Featured Post

SIX KEYS TO A LITERARY GENETIC CODE

In essays on the subject of centricity, I've most often used the image of a geometrical circle, which, as I explained here,  owes someth...

Wednesday, December 23, 2015

A SUPER-SUBCOMBATIVE PSYCHO

I've recently finished reading Thomas Harris' 1981 novel RED DRAGON, destined to be remembered evermore as "the book that birthed Hannibal Lecter"-- even though Lecter's role in the book is in my opinion far more marginal than it is in the first film adaptation, 1986's MANHUNTER



I don't intend to discuss RED DRAGON in detail here: only its ending. So-- obviously big-time SPOILERS for anyone who doesn't miss to have said ending spoiled.

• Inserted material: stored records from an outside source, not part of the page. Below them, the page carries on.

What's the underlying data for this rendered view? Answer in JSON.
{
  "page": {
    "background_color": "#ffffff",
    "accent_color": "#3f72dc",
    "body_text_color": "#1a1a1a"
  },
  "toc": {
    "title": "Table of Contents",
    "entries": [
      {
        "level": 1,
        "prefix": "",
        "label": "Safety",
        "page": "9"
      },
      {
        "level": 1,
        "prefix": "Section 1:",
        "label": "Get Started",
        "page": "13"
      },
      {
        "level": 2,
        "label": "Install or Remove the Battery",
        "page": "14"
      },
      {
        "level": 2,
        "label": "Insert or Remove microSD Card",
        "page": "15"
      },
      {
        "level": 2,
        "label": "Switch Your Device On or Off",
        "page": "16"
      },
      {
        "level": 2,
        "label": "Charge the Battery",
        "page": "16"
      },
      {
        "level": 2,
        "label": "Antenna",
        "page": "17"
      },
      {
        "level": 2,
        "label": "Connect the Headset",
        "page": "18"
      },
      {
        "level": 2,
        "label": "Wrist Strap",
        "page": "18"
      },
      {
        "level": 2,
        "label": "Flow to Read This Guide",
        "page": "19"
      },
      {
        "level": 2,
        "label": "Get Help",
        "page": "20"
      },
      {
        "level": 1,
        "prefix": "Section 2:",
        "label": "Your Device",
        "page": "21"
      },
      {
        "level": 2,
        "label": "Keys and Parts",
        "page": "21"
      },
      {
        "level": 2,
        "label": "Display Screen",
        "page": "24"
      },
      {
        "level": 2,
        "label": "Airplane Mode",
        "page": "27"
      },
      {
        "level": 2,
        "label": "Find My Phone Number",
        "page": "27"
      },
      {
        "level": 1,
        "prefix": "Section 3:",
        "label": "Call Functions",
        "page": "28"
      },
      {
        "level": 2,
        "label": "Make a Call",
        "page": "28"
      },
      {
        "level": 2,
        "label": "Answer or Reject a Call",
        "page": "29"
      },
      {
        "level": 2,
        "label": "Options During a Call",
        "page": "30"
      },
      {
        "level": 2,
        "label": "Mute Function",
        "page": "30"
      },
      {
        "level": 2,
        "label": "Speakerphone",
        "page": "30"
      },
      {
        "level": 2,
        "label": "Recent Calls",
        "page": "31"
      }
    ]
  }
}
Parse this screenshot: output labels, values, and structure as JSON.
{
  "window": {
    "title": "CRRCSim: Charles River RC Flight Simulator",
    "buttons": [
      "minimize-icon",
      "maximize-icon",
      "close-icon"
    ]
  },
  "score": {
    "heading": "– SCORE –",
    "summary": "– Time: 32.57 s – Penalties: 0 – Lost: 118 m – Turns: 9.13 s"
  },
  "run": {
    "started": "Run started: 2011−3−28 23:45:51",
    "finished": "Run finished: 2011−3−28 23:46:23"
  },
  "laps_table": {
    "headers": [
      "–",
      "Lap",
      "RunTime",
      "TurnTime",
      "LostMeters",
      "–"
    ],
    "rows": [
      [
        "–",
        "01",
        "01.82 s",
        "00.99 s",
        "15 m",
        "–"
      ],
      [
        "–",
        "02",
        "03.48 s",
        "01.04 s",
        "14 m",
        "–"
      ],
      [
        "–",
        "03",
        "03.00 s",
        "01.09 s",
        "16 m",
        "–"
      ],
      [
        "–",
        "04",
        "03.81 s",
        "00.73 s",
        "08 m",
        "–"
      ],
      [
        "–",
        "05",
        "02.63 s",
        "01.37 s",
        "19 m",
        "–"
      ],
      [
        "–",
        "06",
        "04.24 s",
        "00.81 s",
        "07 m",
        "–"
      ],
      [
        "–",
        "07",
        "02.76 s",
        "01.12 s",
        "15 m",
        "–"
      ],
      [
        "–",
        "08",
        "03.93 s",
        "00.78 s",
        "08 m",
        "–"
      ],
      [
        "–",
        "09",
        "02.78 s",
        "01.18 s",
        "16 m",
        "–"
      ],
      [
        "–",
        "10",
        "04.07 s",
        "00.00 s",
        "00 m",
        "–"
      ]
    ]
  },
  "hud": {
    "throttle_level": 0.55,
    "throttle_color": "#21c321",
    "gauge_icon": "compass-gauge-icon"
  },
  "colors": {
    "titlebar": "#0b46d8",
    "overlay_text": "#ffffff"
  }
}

In my review of MANHUNTER, I gave consideration to the possibility that it might be a combative film based on the movie's final showdown between Will Graham and the serial killer Dollarhyde. Ultimatelly, I decided that the "brevity" of their match did not represent a conflict between two megadynamic forces.

But in the conclusion of the RED DRAGON novel, Graham is far less prepossessing than in the film. As in the film, Dollarhyde fakes his death so that he can ambush Graham later, though in the book the killer goes after Graham's family as well. Dollarhyde catches Graham, his wife Molly and his stepson while they're fishing at the beach. Graham manages one quasi-heroic action--kicking a gun out of Dollarhyde's hand-- but when they fight, Graham is wounded in the face by the killer's knife. Not only is he so wounded, the trauma causes him to run off in a panic-- an action for which author Harris does not condemn Will, though an earlier generation surely would have done so. Dollarhyde is shot down like a dog, but the gun is wielded by Molly. In the novel's coda,Graham is seen recovering in the hospital, and it's suggested that he's been permanently scarred by the attack. According to Wikipedia, Graham is never again appears in any of Harris' Hannibal novels, though SILENCE OF THE LAMBS adds one minor detail: by the time Clarice Starling hears of Graham's fate, he's become a drunk who lives in disfigured solitude, and his family is not referenced.

Presumably Michael Mann, writer-director of the 1986 film, vetoed Harris' scenario to allow for the moviegoer to allow for a little more catharsis. I plan to screen the 2002 adaptation of RED DRAGON in the near future to see how close this film comes to the Harris novel-- and whether it and subsequent Harris adaptations possess any combative characterisitics.